The Soviet Union also trained belugas, and evidence of Russia’s continued interest surfaced dramatically in April 2019. A beluga whale appeared off the coast of Norway wearing a tight harness fitted with camera mounts. The clips on the harness were stamped “Equipment St. Petersburg.” The whale, quickly nicknamed Hvaldimir (a combination of the Norwegian word for whale and the name Vladimir), was found roughly 250 miles from Murmansk, home to several Russian naval bases. Marine biologists believe Hvaldimir likely escaped from a Russian military facility where he performed tasks such as guarding naval ports and searching for mines.
Hvaldimir’s discovery confirmed what Western intelligence agencies had long suspected: that Russia maintained active military marine mammal programs, likely inherited from Soviet-era facilities. The Soviet Union had operated a major dolphin training center in Sevastopol, Crimea. After the Soviet collapse, Ukraine took control of the facility and eventually repurposed the dolphins for therapeutic work with autistic and emotionally disturbed children. When Russia annexed Crimea in 2014, reports indicated the military dolphin program was reactivated.
Other Species That Were Tested
The Navy’s early experimentation cast a wide net. Sharks were evaluated for their electroreceptive abilities, which allow them to detect the faint electrical fields generated by metal objects and living organisms. Rays were studied for similar reasons. Sea turtles were tested for their long-range navigation capabilities, and marine birds were assessed for potential surveillance roles. None of these species proved trainable or reliable enough for operational deployment, which is why the program narrowed to dolphins and sea lions.

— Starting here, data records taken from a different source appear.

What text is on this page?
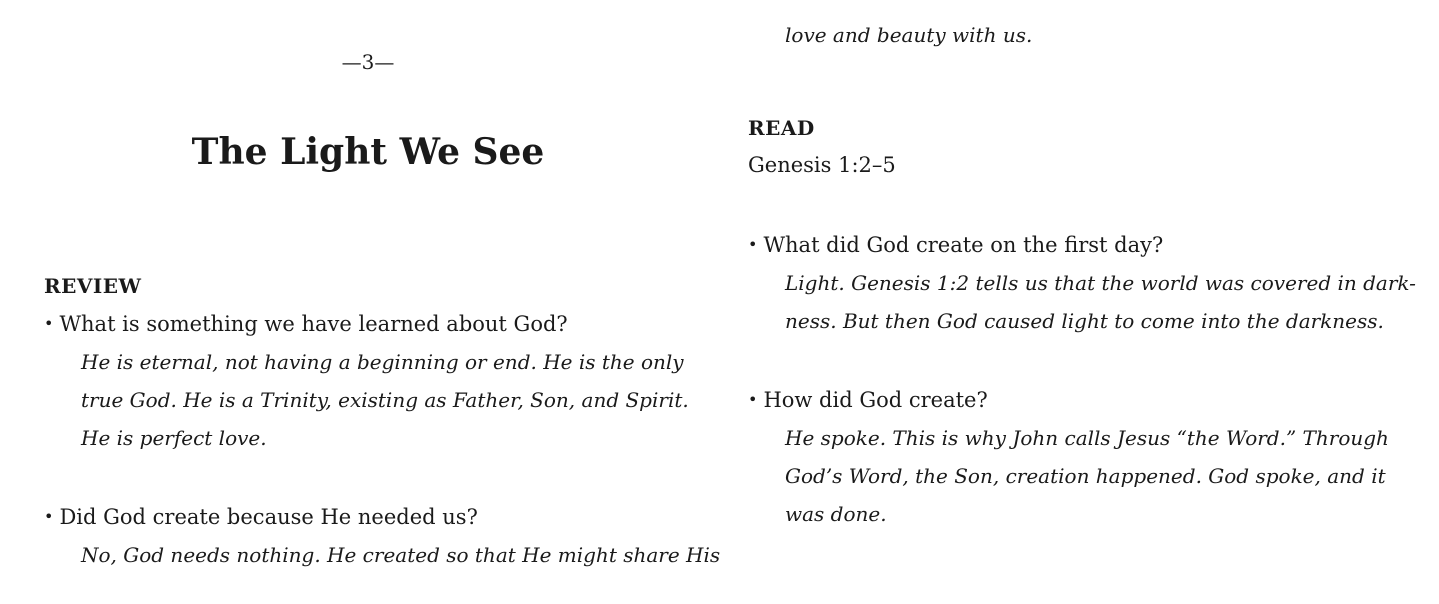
—3—
The Light We See
REVIEW
• What is something we have learned about God?
He is eternal, not having a beginning or end. He is the only
true God. He is a Trinity, existing as Father, Son, and Spirit.
He is perfect love.
• Did God create because He needed us?
No, God needs nothing. He created so that He might share His
love and beauty with us.
READ
Genesis 1:2–5
• What did God create on the first day?
Light. Genesis 1:2 tells us that the world was covered in dark-
ness. But then God caused light to come into the darkness.
• How did God create?
He spoke. This is why John calls Jesus “the Word.” Through
God’s Word, the Son, creation happened. God spoke, and it
was done.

How These Animals Are Protected
Military use of marine mammals in the United States falls under the Marine Mammal Protection Act, which requires the Navy to implement measures that produce the “least practicable adverse impact” on the animals. For military readiness activities, this standard is balanced against personnel safety, practicality, and the effectiveness of the mission.

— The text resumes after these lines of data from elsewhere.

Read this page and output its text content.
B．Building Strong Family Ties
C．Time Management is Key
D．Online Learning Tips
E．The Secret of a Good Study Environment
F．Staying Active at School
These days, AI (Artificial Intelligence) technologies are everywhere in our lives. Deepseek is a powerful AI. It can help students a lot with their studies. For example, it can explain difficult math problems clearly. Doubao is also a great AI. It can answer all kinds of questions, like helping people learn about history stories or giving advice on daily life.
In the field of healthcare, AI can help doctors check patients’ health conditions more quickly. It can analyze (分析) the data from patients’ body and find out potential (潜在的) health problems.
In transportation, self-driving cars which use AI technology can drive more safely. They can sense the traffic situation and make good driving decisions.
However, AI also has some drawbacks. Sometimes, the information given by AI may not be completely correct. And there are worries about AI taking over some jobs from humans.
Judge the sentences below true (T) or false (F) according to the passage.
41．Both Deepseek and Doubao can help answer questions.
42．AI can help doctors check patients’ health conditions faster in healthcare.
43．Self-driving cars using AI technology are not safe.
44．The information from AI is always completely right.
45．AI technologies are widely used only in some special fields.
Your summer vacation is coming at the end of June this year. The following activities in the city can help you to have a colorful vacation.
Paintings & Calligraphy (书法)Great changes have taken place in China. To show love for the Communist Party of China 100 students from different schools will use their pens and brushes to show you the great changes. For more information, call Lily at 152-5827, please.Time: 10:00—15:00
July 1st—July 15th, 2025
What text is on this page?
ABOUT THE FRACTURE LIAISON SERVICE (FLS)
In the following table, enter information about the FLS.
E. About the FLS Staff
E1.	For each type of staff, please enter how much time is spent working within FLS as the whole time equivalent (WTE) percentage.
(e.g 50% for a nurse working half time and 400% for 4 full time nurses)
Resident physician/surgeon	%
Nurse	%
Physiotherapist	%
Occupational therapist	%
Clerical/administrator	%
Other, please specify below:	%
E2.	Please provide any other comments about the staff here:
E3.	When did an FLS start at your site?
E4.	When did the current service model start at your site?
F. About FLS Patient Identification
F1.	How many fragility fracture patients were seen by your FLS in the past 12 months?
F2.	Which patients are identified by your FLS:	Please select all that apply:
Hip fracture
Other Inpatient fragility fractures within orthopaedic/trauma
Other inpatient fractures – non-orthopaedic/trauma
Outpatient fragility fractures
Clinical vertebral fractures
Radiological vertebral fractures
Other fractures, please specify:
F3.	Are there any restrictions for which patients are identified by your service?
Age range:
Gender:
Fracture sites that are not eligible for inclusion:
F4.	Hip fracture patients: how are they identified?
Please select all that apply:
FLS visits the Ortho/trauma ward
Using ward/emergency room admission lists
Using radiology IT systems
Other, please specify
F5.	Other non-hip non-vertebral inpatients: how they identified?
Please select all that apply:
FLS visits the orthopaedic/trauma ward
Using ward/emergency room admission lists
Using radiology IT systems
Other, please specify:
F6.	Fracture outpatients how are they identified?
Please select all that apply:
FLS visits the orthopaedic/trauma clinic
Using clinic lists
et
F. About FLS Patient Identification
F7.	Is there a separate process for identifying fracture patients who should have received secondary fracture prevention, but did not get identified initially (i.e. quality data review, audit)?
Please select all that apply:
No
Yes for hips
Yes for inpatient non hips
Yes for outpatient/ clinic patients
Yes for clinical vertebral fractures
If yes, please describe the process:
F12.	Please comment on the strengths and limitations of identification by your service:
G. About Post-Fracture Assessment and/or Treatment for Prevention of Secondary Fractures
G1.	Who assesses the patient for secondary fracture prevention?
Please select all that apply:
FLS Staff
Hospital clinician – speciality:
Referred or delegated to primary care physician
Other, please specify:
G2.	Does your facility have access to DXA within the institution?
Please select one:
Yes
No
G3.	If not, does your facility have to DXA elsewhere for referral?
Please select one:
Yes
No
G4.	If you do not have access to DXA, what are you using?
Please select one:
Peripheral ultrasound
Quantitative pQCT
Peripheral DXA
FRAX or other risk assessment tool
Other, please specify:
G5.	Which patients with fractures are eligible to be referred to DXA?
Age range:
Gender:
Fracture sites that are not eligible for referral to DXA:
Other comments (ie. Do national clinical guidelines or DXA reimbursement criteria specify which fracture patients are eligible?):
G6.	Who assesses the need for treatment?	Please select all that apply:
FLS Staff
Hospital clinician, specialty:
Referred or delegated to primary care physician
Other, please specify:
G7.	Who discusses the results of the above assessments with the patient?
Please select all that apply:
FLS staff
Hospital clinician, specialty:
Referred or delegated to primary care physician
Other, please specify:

All bridge watch personnel, commanding officers, patrol aircraft crews, and lookouts must complete Marine Species Awareness Training before standing watch. Vessels must maintain buffer zones of 500 yards around whales and 200 yards around other marine mammals during operations. When large whale groups of four or more are spotted near Navy vessels in certain areas, real-time alerts are issued to all ships in the vicinity. The Navy also issues seasonal awareness messages timed to whale migration patterns and oceanographic conditions.

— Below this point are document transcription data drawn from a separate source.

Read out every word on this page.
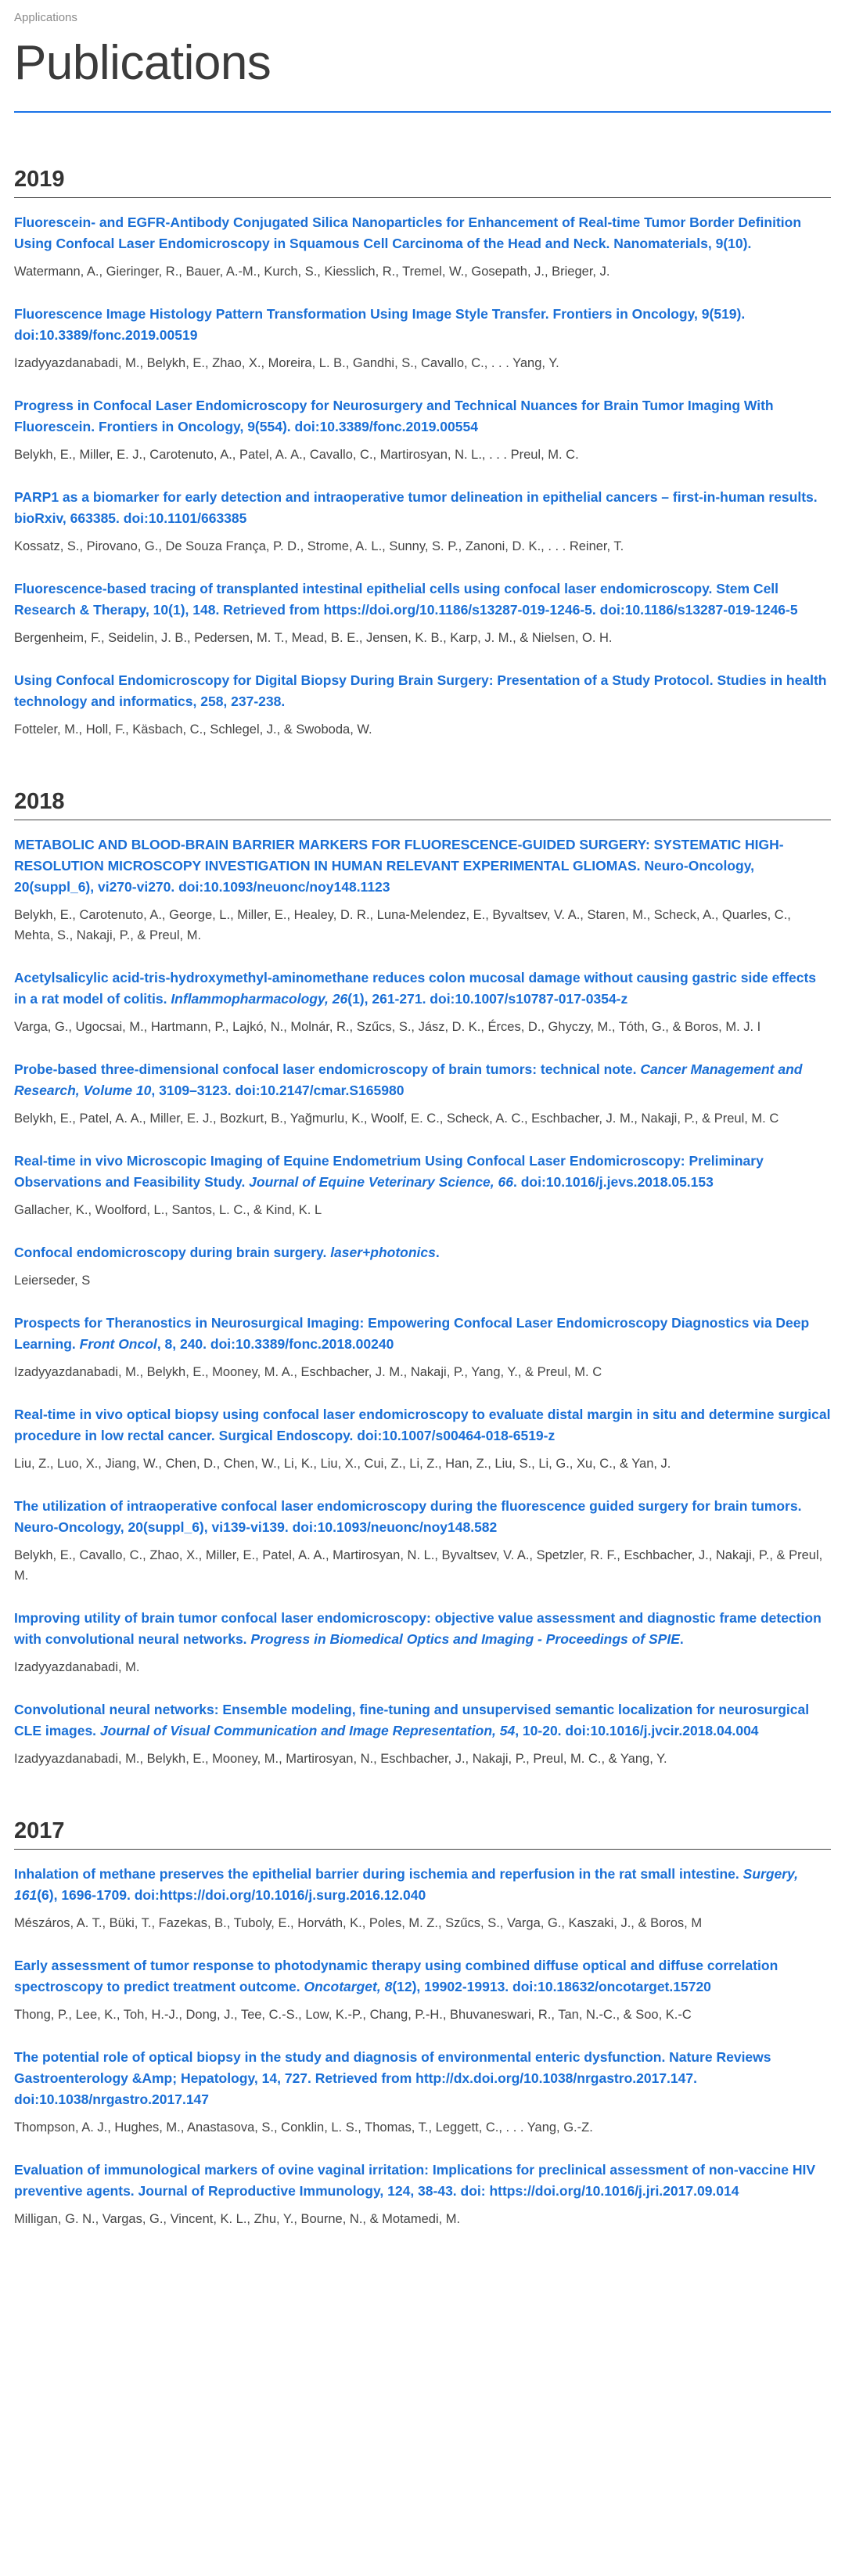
Applications

Publications
2019

Fluorescein- and EGFR-Antibody Conjugated Silica Nanoparticles for Enhancement of Real-time Tumor Border Definition Using Confocal Laser Endomicroscopy in Squamous Cell Carcinoma of the Head and Neck. Nanomaterials, 9(10).

Watermann, A., Gieringer, R., Bauer, A.-M., Kurch, S., Kiesslich, R., Tremel, W., Gosepath, J., Brieger, J.

Fluorescence Image Histology Pattern Transformation Using Image Style Transfer. Frontiers in Oncology, 9(519). doi:10.3389/fonc.2019.00519

Izadyyazdanabadi, M., Belykh, E., Zhao, X., Moreira, L. B., Gandhi, S., Cavallo, C., . . . Yang, Y.

Progress in Confocal Laser Endomicroscopy for Neurosurgery and Technical Nuances for Brain Tumor Imaging With Fluorescein. Frontiers in Oncology, 9(554). doi:10.3389/fonc.2019.00554

Belykh, E., Miller, E. J., Carotenuto, A., Patel, A. A., Cavallo, C., Martirosyan, N. L., . . . Preul, M. C.

PARP1 as a biomarker for early detection and intraoperative tumor delineation in epithelial cancers – first-in-human results. bioRxiv, 663385. doi:10.1101/663385

Kossatz, S., Pirovano, G., De Souza França, P. D., Strome, A. L., Sunny, S. P., Zanoni, D. K., . . . Reiner, T.

Fluorescence-based tracing of transplanted intestinal epithelial cells using confocal laser endomicroscopy. Stem Cell Research & Therapy, 10(1), 148. Retrieved from https://doi.org/10.1186/s13287-019-1246-5. doi:10.1186/s13287-019-1246-5

Bergenheim, F., Seidelin, J. B., Pedersen, M. T., Mead, B. E., Jensen, K. B., Karp, J. M., & Nielsen, O. H.

Using Confocal Endomicroscopy for Digital Biopsy During Brain Surgery: Presentation of a Study Protocol. Studies in health technology and informatics, 258, 237-238.

Fotteler, M., Holl, F., Käsbach, C., Schlegel, J., & Swoboda, W.

2018

METABOLIC AND BLOOD-BRAIN BARRIER MARKERS FOR FLUORESCENCE-GUIDED SURGERY: SYSTEMATIC HIGH-RESOLUTION MICROSCOPY INVESTIGATION IN HUMAN RELEVANT EXPERIMENTAL GLIOMAS. Neuro-Oncology, 20(suppl_6), vi270-vi270. doi:10.1093/neuonc/noy148.1123

Belykh, E., Carotenuto, A., George, L., Miller, E., Healey, D. R., Luna-Melendez, E., Byvaltsev, V. A., Staren, M., Scheck, A., Quarles, C., Mehta, S., Nakaji, P., & Preul, M.

Acetylsalicylic acid-tris-hydroxymethyl-aminomethane reduces colon mucosal damage without causing gastric side effects in a rat model of colitis. Inflammopharmacology, 26(1), 261-271. doi:10.1007/s10787-017-0354-z

Varga, G., Ugocsai, M., Hartmann, P., Lajkó, N., Molnár, R., Szűcs, S., Jász, D. K., Érces, D., Ghyczy, M., Tóth, G., & Boros, M. J. I

Probe-based three-dimensional confocal laser endomicroscopy of brain tumors: technical note. Cancer Management and Research, Volume 10, 3109–3123. doi:10.2147/cmar.S165980

Belykh, E., Patel, A. A., Miller, E. J., Bozkurt, B., Yağmurlu, K., Woolf, E. C., Scheck, A. C., Eschbacher, J. M., Nakaji, P., & Preul, M. C

Real-time in vivo Microscopic Imaging of Equine Endometrium Using Confocal Laser Endomicroscopy: Preliminary Observations and Feasibility Study. Journal of Equine Veterinary Science, 66. doi:10.1016/j.jevs.2018.05.153

Gallacher, K., Woolford, L., Santos, L. C., & Kind, K. L

Confocal endomicroscopy during brain surgery. laser+photonics.

Leierseder, S

Prospects for Theranostics in Neurosurgical Imaging: Empowering Confocal Laser Endomicroscopy Diagnostics via Deep Learning. Front Oncol, 8, 240. doi:10.3389/fonc.2018.00240

Izadyyazdanabadi, M., Belykh, E., Mooney, M. A., Eschbacher, J. M., Nakaji, P., Yang, Y., & Preul, M. C

Real-time in vivo optical biopsy using confocal laser endomicroscopy to evaluate distal margin in situ and determine surgical procedure in low rectal cancer. Surgical Endoscopy. doi:10.1007/s00464-018-6519-z

Liu, Z., Luo, X., Jiang, W., Chen, D., Chen, W., Li, K., Liu, X., Cui, Z., Li, Z., Han, Z., Liu, S., Li, G., Xu, C., & Yan, J.

The utilization of intraoperative confocal laser endomicroscopy during the fluorescence guided surgery for brain tumors. Neuro-Oncology, 20(suppl_6), vi139-vi139. doi:10.1093/neuonc/noy148.582

Belykh, E., Cavallo, C., Zhao, X., Miller, E., Patel, A. A., Martirosyan, N. L., Byvaltsev, V. A., Spetzler, R. F., Eschbacher, J., Nakaji, P., & Preul, M.

Improving utility of brain tumor confocal laser endomicroscopy: objective value assessment and diagnostic frame detection with convolutional neural networks. Progress in Biomedical Optics and Imaging - Proceedings of SPIE.

Izadyyazdanabadi, M.

Convolutional neural networks: Ensemble modeling, fine-tuning and unsupervised semantic localization for neurosurgical CLE images. Journal of Visual Communication and Image Representation, 54, 10-20. doi:10.1016/j.jvcir.2018.04.004

Izadyyazdanabadi, M., Belykh, E., Mooney, M., Martirosyan, N., Eschbacher, J., Nakaji, P., Preul, M. C., & Yang, Y.

2017

Inhalation of methane preserves the epithelial barrier during ischemia and reperfusion in the rat small intestine. Surgery, 161(6), 1696-1709. doi:https://doi.org/10.1016/j.surg.2016.12.040

Mészáros, A. T., Büki, T., Fazekas, B., Tuboly, E., Horváth, K., Poles, M. Z., Szűcs, S., Varga, G., Kaszaki, J., & Boros, M

Early assessment of tumor response to photodynamic therapy using combined diffuse optical and diffuse correlation spectroscopy to predict treatment outcome. Oncotarget, 8(12), 19902-19913. doi:10.18632/oncotarget.15720

Thong, P., Lee, K., Toh, H.-J., Dong, J., Tee, C.-S., Low, K.-P., Chang, P.-H., Bhuvaneswari, R., Tan, N.-C., & Soo, K.-C

The potential role of optical biopsy in the study and diagnosis of environmental enteric dysfunction. Nature Reviews Gastroenterology &Amp; Hepatology, 14, 727. Retrieved from http://dx.doi.org/10.1038/nrgastro.2017.147. doi:10.1038/nrgastro.2017.147

Thompson, A. J., Hughes, M., Anastasova, S., Conklin, L. S., Thomas, T., Leggett, C., . . . Yang, G.-Z.

Evaluation of immunological markers of ovine vaginal irritation: Implications for preclinical assessment of non-vaccine HIV preventive agents. Journal of Reproductive Immunology, 124, 38-43. doi: https://doi.org/10.1016/j.jri.2017.09.014

Milligan, G. N., Vargas, G., Vincent, K. L., Zhu, Y., Bourne, N., & Motamedi, M.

The animals in the program itself receive veterinary care, and the Navy has stated that its dolphins and sea lions are never placed in situations where they could be harmed by mines or hostile swimmers. The animals detect and report threats but do not interact with them directly. Whether these protections are sufficient remains a point of debate among animal welfare organizations, particularly given that the animals are deployed in active conflict zones where conditions are unpredictable.